I therefore procrastinate because I'm unwilling to tolerate potentially experiencing the feelings that come from being judged by myself and others in a way that is incompatible with how I see myself.

And because I'm unwilling, in the first place, to tolerate experiencing uncomfortable feelings that threaten my identity, my mind purposely (but perhaps not consciously) avoids (or tries to avoid) doing certain tasks because it means having to first travel through these uncomfortable feelings before I can actually complete the task.

This itself comes from expectations I have for a minimum level of quality and/or measurable performance that I expect myself to meet.

Measurable performance includes:

  • Quantity: A greater amount of tangible work produced overall (eg. writing 4 pages instead of 3)
  • Time: Two possibilities here. First, a reduction of time spent on something (for eg. writing a blog post in 20 minutes instead of 40 minutes). Second, an increased amount of time committed to something (eg. Two hours of focused, deep work rather than 1 hour)

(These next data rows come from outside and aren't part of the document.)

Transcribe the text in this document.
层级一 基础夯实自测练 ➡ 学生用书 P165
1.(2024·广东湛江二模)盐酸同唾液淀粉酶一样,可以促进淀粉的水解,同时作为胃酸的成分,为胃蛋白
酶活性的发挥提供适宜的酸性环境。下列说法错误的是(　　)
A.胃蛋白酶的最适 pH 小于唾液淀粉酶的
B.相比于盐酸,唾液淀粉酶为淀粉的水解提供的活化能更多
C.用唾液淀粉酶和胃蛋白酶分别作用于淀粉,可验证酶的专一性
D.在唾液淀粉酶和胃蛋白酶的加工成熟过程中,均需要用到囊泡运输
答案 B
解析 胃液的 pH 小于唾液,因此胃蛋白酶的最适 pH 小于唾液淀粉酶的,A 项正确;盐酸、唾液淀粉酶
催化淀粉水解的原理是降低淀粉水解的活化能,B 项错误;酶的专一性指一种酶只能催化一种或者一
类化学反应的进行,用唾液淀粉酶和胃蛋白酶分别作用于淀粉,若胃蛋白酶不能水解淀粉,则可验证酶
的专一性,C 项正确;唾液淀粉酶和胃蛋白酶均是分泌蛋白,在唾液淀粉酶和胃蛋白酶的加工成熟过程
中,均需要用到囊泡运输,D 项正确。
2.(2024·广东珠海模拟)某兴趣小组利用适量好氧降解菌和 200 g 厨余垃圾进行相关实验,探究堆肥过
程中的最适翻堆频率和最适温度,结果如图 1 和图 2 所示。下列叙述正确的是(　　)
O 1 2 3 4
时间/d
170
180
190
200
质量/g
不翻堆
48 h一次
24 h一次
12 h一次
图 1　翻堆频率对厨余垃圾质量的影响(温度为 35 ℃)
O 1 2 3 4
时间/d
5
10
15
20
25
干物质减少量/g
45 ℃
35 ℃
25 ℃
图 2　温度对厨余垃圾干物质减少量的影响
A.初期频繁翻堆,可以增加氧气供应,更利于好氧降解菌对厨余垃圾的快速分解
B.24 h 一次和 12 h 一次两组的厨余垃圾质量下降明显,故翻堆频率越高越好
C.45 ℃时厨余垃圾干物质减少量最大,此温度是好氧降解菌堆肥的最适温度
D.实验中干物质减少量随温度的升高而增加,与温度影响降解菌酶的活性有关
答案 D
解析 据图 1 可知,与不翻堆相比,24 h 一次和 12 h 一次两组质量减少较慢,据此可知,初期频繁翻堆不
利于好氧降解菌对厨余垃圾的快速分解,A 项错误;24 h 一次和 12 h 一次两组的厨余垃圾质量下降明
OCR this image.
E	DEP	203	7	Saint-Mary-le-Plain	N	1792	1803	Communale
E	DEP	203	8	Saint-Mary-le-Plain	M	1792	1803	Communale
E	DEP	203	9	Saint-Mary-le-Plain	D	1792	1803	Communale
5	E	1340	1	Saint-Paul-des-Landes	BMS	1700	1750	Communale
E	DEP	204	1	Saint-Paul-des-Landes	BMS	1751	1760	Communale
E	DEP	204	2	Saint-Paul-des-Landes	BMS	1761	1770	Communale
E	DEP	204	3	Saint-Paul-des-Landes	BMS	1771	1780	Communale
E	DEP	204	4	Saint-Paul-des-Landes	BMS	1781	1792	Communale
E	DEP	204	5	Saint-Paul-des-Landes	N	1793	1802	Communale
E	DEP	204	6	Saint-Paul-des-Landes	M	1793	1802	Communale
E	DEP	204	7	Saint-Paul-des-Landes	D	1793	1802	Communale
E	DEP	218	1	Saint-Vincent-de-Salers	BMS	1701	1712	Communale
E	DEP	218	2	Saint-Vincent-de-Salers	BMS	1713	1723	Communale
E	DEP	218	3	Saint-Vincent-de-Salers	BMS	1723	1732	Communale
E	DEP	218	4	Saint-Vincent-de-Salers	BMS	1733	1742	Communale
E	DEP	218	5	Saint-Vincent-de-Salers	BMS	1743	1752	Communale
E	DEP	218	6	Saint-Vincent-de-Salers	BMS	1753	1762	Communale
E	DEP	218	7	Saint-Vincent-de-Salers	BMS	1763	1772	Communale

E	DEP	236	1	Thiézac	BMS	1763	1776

I've found that walking into the resistance (rather than the default of walking away) is what dissolves the resistance step by step.

Each step into the direction of the resistance (in this case, each word I type without overthinking or self-editing my thoughts) lessens the resistance more and more.

In this sense, each step into the resistance (even though it feels like walking towards something that will expose me as stupid or incompetent) increasingly quiets the assertions (ie. the verbalized and non-verbalized things our mind communicates to us) that cause me to equivocate.

And it is this equivocation that leads to doubt and uncertainty which ultimately manifests in my behavior as procrastination.

This essay isn't meant to offer a comprehensive or definitive solution to procrastination other than to suggest walking into the resistance even though we feel feelings of doubt.

The reason is that there are too many unknown unknowns around procrastination and I've not dived into any of the scientific literature or research around it to offer any sort of definitive or comprehensive answer.

Additional notes about this essay:

  • The operative word throughout this essay is MY procrastination. YOUR procrastination could be very different from how I experience and resolve mine
  • I write to be "precise" about my procrastination, not "accurate". Accurate means how close I am to correctly elucidating what actually causes procrastination from a scientific/factual basis. I am instead aiming for precise, which means describing my own experience of procrastination in a way that matches as closely as possible (using the vocabulary known to me) what I experience in my mind. This means I try to describe what I experience - without regard about whether it is what actually causes procrastination from science's point of view.
  • I am trying to capture all the small, interrelated moving parts of an amorphous, non-physical experience. Therefore, a lot of what I write may be quite difficult to read and come across as jumbled word salad.